Mais si vous commenciez l'histoire des vôtres, peut-être que cela romprait le sortilége et qu'ensuite les miennes en iraient mieux. J'ai dans la tête que cela tient à cela; tenez, monsieur, il me semble quelquefois que le destin me parle.
Et tu te trouves toujours bien de l'écouter?
Mais, oui, témoin le jour qu'il me dit que votre montre était sur le dos du porteballe…
Le maître se mit à bâiller; en bâillant il frappait de la main sur sa tabatière, et en frappant sur sa tabatière, il regardait au loin, et en regardant au loin, il dit à Jacques: Ne vois-tu pas quelque chose sur ta gauche?
Oui, et je gage que c'est quelque chose qui ne voudra pas que je continue mon histoire, ni que vous commenciez la vôtre…

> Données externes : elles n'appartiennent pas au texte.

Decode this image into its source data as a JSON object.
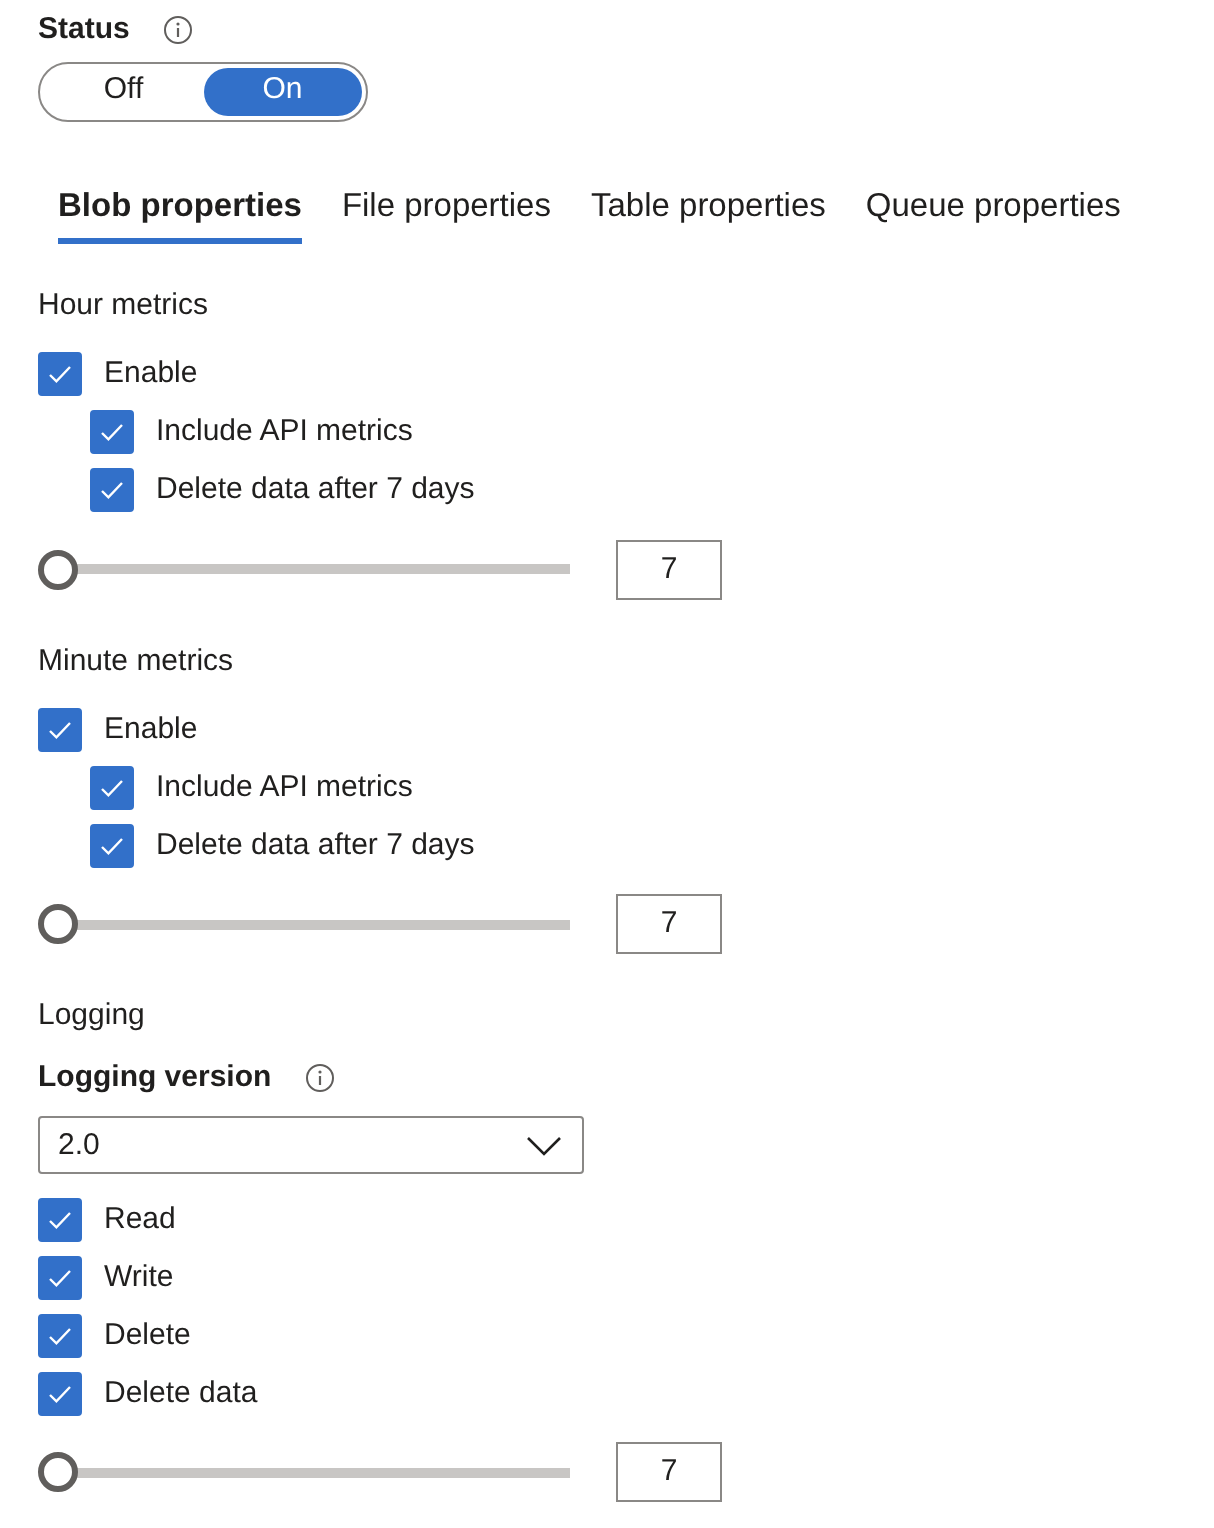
{
  "status": {
    "label": "Status",
    "segments": [
      {
        "label": "Off",
        "selected": false
      },
      {
        "label": "On",
        "selected": true
      }
    ]
  },
  "tabs": [
    {
      "label": "Blob properties",
      "selected": true
    },
    {
      "label": "File properties",
      "selected": false
    },
    {
      "label": "Table properties",
      "selected": false
    },
    {
      "label": "Queue properties",
      "selected": false
    }
  ],
  "sections": [
    {
      "title": "Hour metrics",
      "items": [
        {
          "kind": "checkbox",
          "label": "Enable",
          "checked": true,
          "children": [
            {
              "kind": "checkbox",
              "label": "Include API metrics",
              "checked": true
            },
            {
              "kind": "checkbox",
              "label": "Delete data after 7 days",
              "checked": true
            }
          ]
        },
        {
          "kind": "slider",
          "level": 0,
          "value": "7"
        }
      ]
    },
    {
      "title": "Minute metrics",
      "items": [
        {
          "kind": "checkbox",
          "label": "Enable",
          "checked": true,
          "children": [
            {
              "kind": "checkbox",
              "label": "Include API metrics",
              "checked": true
            },
            {
              "kind": "checkbox",
              "label": "Delete data after 7 days",
              "checked": true
            }
          ]
        },
        {
          "kind": "slider",
          "level": 0,
          "value": "7"
        }
      ]
    },
    {
      "title": "Logging",
      "items": [
        {
          "kind": "select",
          "label": "Logging version",
          "value": "2.0"
        },
        {
          "kind": "checkbox",
          "label": "Read",
          "checked": true
        },
        {
          "kind": "checkbox",
          "label": "Write",
          "checked": true
        },
        {
          "kind": "checkbox",
          "label": "Delete",
          "checked": true
        },
        {
          "kind": "checkbox",
          "label": "Delete data",
          "checked": true
        },
        {
          "kind": "slider",
          "level": 0,
          "value": "7"
        }
      ]
    }
  ]
}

Jacques avait raison. Comme la chose qu'ils voyaient venait à eux et qu'ils allaient à elle, ces deux marches en sens contraire abrégèrent la distance; et bientôt ils aperçurent un char drapé de noir, traîné par quatre chevaux noirs, couverts de housses noires qui leur enveloppaient la tête et qui descendaient jusqu'à leurs pieds; derrière, deux domestiques en noir; à la suite deux autres vêtus de noir, chacun sur un cheval noir, caparaçonné de noir; sur le siége du char un cocher noir, le chapeau rabattu et entouré d'un long crêpe qui pendait le long de son épaule gauche; ce cocher avait la tête penchée, laissait flotter ses guides et conduisait moins ses chevaux qu'ils ne le conduisaient. Voilà nos deux voyageurs arrivés au côté de cette voiture funèbre. À l'instant, Jacques pousse un cri, tombe de son cheval plutôt qu'il n'en descend, s'arrache les cheveux, se roule à terre en criant: «Mon capitaine! mon pauvre capitaine! c'est lui, je n'en saurais douter, voilà ses armes…» Il y avait, en effet, dans le char, un long cercueil sous un drap mortuaire, sur le drap mortuaire une épée avec un cordon, et à côté du cercueil un prêtre, son bréviaire à la main et psalmodiant. Le char allait toujours, Jacques le suivait en se lamentant, le maître suivait Jacques en jurant, et les domestiques certifiaient à Jacques que ce convoi était celui de son capitaine, décédé dans la ville voisine, d'où on le transportait à la sépulture de ses ancêtres. Depuis que ce militaire avait été privé, par la mort d'un autre militaire, son ami, capitaine au même régiment, de la satisfaction de se battre au moins une fois par semaine, il en était tombé dans une mélancolie qui l'avait éteint au bout de quelques mois. Jacques, après avoir payé à son capitaine le tribut d'éloges, de regrets et de larmes qu'il lui devait, fit excuse à son maître, remonta sur son cheval, et ils allaient en silence.
Mais, pour Dieu, l'auteur, me dites-vous, où allaient-ils?.. Mais, pour Dieu, lecteur, vous répondrai-je, est-ce qu'on sait où l'on va?